The funding for the process will come mostly from our seed funding. At some point we'd like to operate the way the food industry does about 15 years ago it set up a facility at the Illinois Institute of Technology, and the companies contribute money to the core activities. It's like a consortium companies that pool money for areas that they all declare, and the FDA declares, are of common interest and value to the industry and the public. The FDA puts something like 32 people there, and they put in some money, but most of it comes from this consortium-type funding.
So we're going to seed it, but what we hope to do is demonstrate the principle of companies working on developing their tools, and in the long run we hope to develop other sources of funding.
There is another project on drug safety monitoring that involves genomic and proteomic technologies, can you tell me about it?
In the UK, and in Europe in general, 20 years ago drugs were first tested there, and we would get them in the US after they'd been on the market for a year or two. So they developed early warning systems. The UK started with the Yellow Card system, now it's the general practitioners' practice network, where they actually get data on every patient who gets a new drug. In France, they have 30-something pharmacovigilance centers, where they actually get medical records for people who've gotten new treatments.

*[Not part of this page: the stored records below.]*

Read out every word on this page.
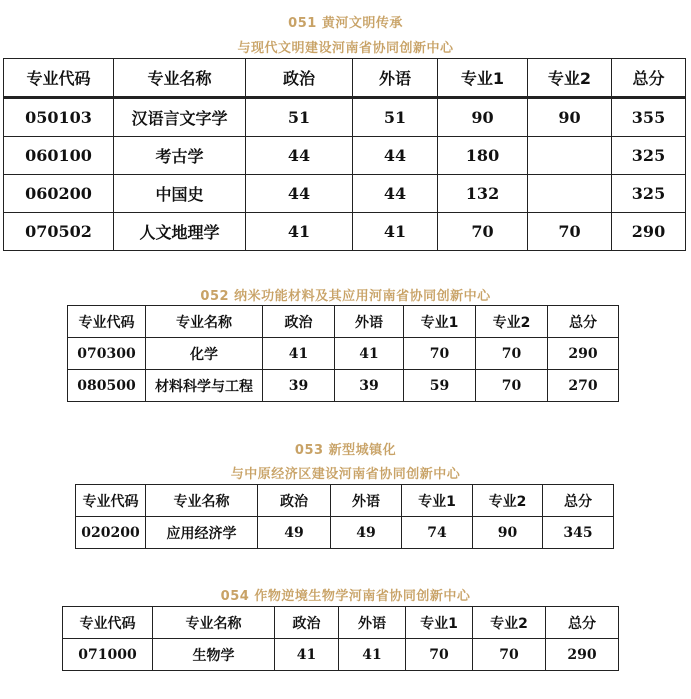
051 黄河文明传承
与现代文明建设河南省协同创新中心
专业代码	专业名称	政治	外语	专业1	专业2	总分
050103	汉语言文字学	51	51	90	90	355
060100	考古学	44	44	180		325
060200	中国史	44	44	132		325
070502	人文地理学	41	41	70	70	290
052 纳米功能材料及其应用河南省协同创新中心
专业代码	专业名称	政治	外语	专业1	专业2	总分
070300	化学	41	41	70	70	290
080500	材料科学与工程	39	39	59	70	270
053 新型城镇化
与中原经济区建设河南省协同创新中心
专业代码	专业名称	政治	外语	专业1	专业2	总分
020200	应用经济学	49	49	74	90	345
054 作物逆境生物学河南省协同创新中心
专业代码	专业名称	政治	外语	专业1	专业2	总分
071000	生物学	41	41	70	70	290
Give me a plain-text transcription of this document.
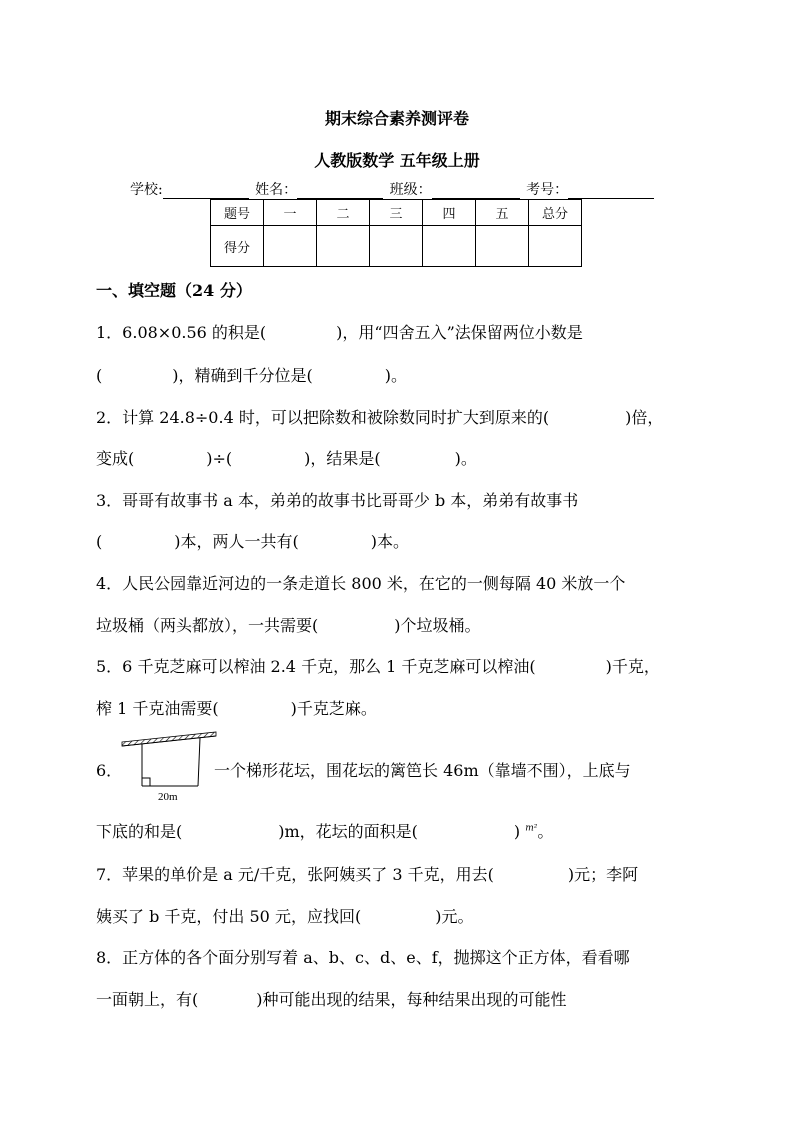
期末综合素养测评卷
人教版数学 五年级上册
学校:	姓名：	班级：	考号：
题号	一	二	三	四	五	总分
得分						
一、填空题（24 分）
1．6.08×0.56 的积是(	)，用“四舍五入”法保留两位小数是
(	)，精确到千分位是(	)。
2．计算 24.8÷0.4 时，可以把除数和被除数同时扩大到原来的(	)倍，
变成(	)÷(	)，结果是(	)。
3．哥哥有故事书 a 本，弟弟的故事书比哥哥少 b 本，弟弟有故事书
(	)本，两人一共有(	)本。
4．人民公园靠近河边的一条走道长 800 米，在它的一侧每隔 40 米放一个
垃圾桶（两头都放），一共需要(	)个垃圾桶。
5．6 千克芝麻可以榨油 2.4 千克，那么 1 千克芝麻可以榨油(	)千克，
榨 1 千克油需要(	)千克芝麻。
6．
20m
一个梯形花坛，围花坛的篱笆长 46m（靠墙不围），上底与
下底的和是(	)m，花坛的面积是(	) $^{m^2}$。
7．苹果的单价是 a 元/千克，张阿姨买了 3 千克，用去(	)元；李阿
姨买了 b 千克，付出 50 元，应找回(	)元。
8．正方体的各个面分别写着 a、b、c、d、e、f，抛掷这个正方体，看看哪
一面朝上，有(	)种可能出现的结果，每种结果出现的可能性
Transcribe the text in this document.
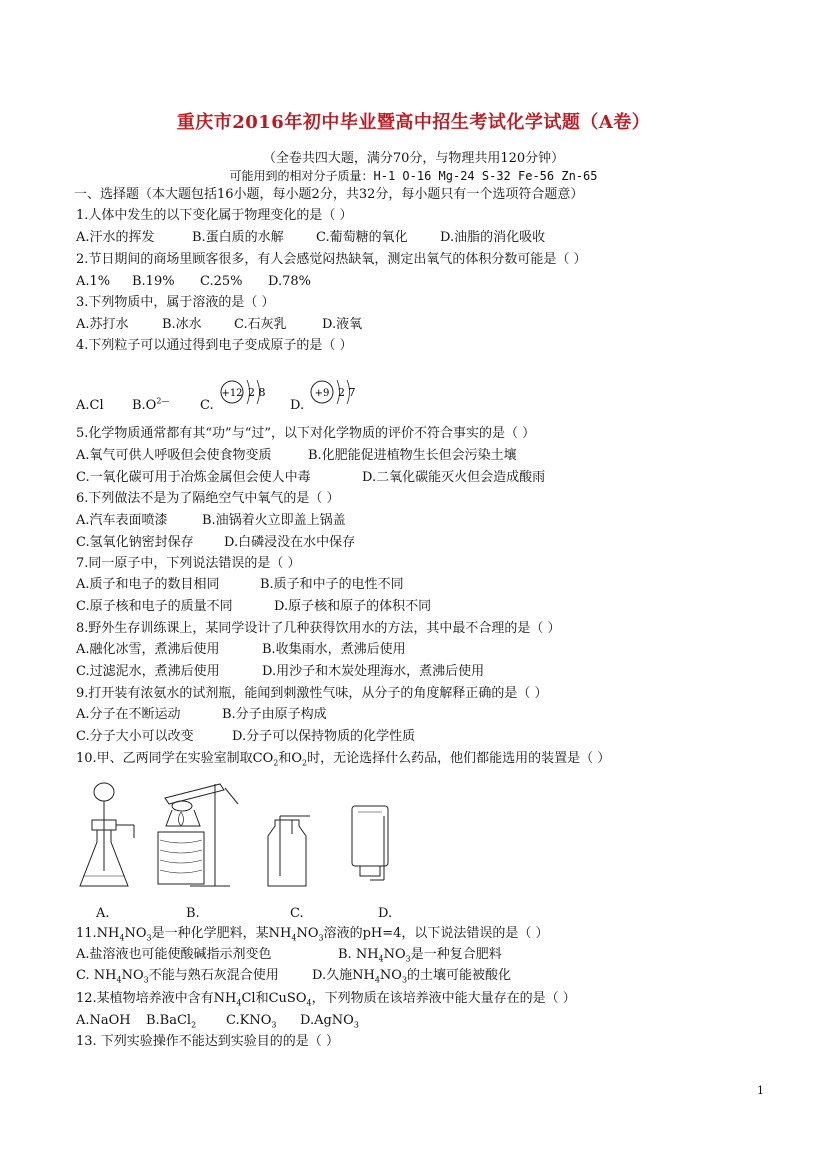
重庆市2016年初中毕业暨高中招生考试化学试题（A卷）
（全卷共四大题，满分70分，与物理共用120分钟）
可能用到的相对分子质量：H-1 O-16 Mg-24 S-32 Fe-56 Zn-65
一、选择题（本大题包括16小题，每小题2分，共32分，每小题只有一个选项符合题意）
1.人体中发生的以下变化属于物理变化的是（ ）
A.汗水的挥发	B.蛋白质的水解 C.葡萄糖的氧化 D.油脂的消化吸收
2.节日期间的商场里顾客很多，有人会感觉闷热缺氧，测定出氧气的体积分数可能是（ ）
A.1% B.19% C.25% D.78%
3.下列物质中，属于溶液的是（ ）
A.苏打水	B.冰水 C.石灰乳	D.液氧
4.下列粒子可以通过得到电子变成原子的是（ ）
A.Cl $B.O^{2—}$ C.	D.
+12 2 8	+9 2 7
5.化学物质通常都有其“功”与“过”，以下对化学物质的评价不符合事实的是（ ）
A.氧气可供人呼吸但会使食物变质	B.化肥能促进植物生长但会污染土壤
C.一氧化碳可用于冶炼金属但会使人中毒	D.二氧化碳能灭火但会造成酸雨
6.下列做法不是为了隔绝空气中氧气的是（ ）
A.汽车表面喷漆	B.油锅着火立即盖上锅盖
C.氢氧化钠密封保存 D.白磷浸没在水中保存
7.同一原子中，下列说法错误的是（ ）
A.质子和电子的数目相同	B.质子和中子的电性不同
C.原子核和电子的质量不同	D.原子核和原子的体积不同
8.野外生存训练课上，某同学设计了几种获得饮用水的方法，其中最不合理的是（ ）
A.融化冰雪，煮沸后使用	B.收集雨水，煮沸后使用
C.过滤泥水，煮沸后使用	D.用沙子和木炭处理海水，煮沸后使用
9.打开装有浓氨水的试剂瓶，能闻到刺激性气味，从分子的角度解释正确的是（ ）
A.分子在不断运动	B.分子由原子构成
C.分子大小可以改变	D.分子可以保持物质的化学性质
10.甲、乙两同学在实验室制取$CO_2$和$O_2$时，无论选择什么药品，他们都能选用的装置是（ ）
A.	B.	C.	D.
$11.NH_4NO_3$是一种化学肥料，某$NH_4NO_3$溶液的pH=4，以下说法错误的是（ ）
A.盐溶液也可能使酸碱指示剂变色	B. $NH_4NO_3$是一种复合肥料
C. $NH_4NO_3$不能与熟石灰混合使用	D.久施$NH_4NO_3$的土壤可能被酸化
12.某植物培养液中含有$NH_4Cl$和CuSO$_4$，下列物质在该培养液中能大量存在的是（ ）
A.NaOH B.BaCl$_2$ $C.KNO_3$ D.AgNO$_3$
13. 下列实验操作不能达到实验目的的是（ ）
1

Now new drugs are being tested first here. But we don't have that system. So, we're working with Paul Seligman in the [FDA] Office of Drug Safety and the community of Southern Arizona to see if we can create a pilot network that would give us that same early warning system, to give us that same denominator. With our current system, we only get one out of one hundred serious events reported. So we'd like to get all of them, and know the denominator, and equally important, have a comparator.
Problems like Vioxx you're worried about a heart attack, well heart attacks occur every day. How many of them are due to the drug? Well, without a comparator or a very good control group, you will never really know if it's real or not.
Are you going to correlate that with genotypes and other markers?
Yes indeed. And that's getting back to why you do surveillance. You don't do it to take drugs off the market. You may end up having to take them off the market, but if we had an early warning system that ideally was suspecting that there might be a problem out there, and get DNA, so that as soon as you know you've got a signal, you know the genotype of the people who generated that signal, you can have a gene test to say, 'OK, we've found a problem, and here's the way we're going to deal with it we're not going to give this drug to anybody at risk of having the adverse event.' And yes, it can then stay on the market.
Ideally we'd like to have DNA available from anybody who gets a new drug.
With the Amplichip approved, and we'll have many more of those, and far cheaper. I think the pharmacy of the future is a place where you go to get your cheek swabbed, and learn about how to take your medicine safely.
When does that project start?
This summer. We've actually got a group of people right now doing the very first studies of feasibility what happens in the drug store right now, what would have to change for them to be able to gather this data.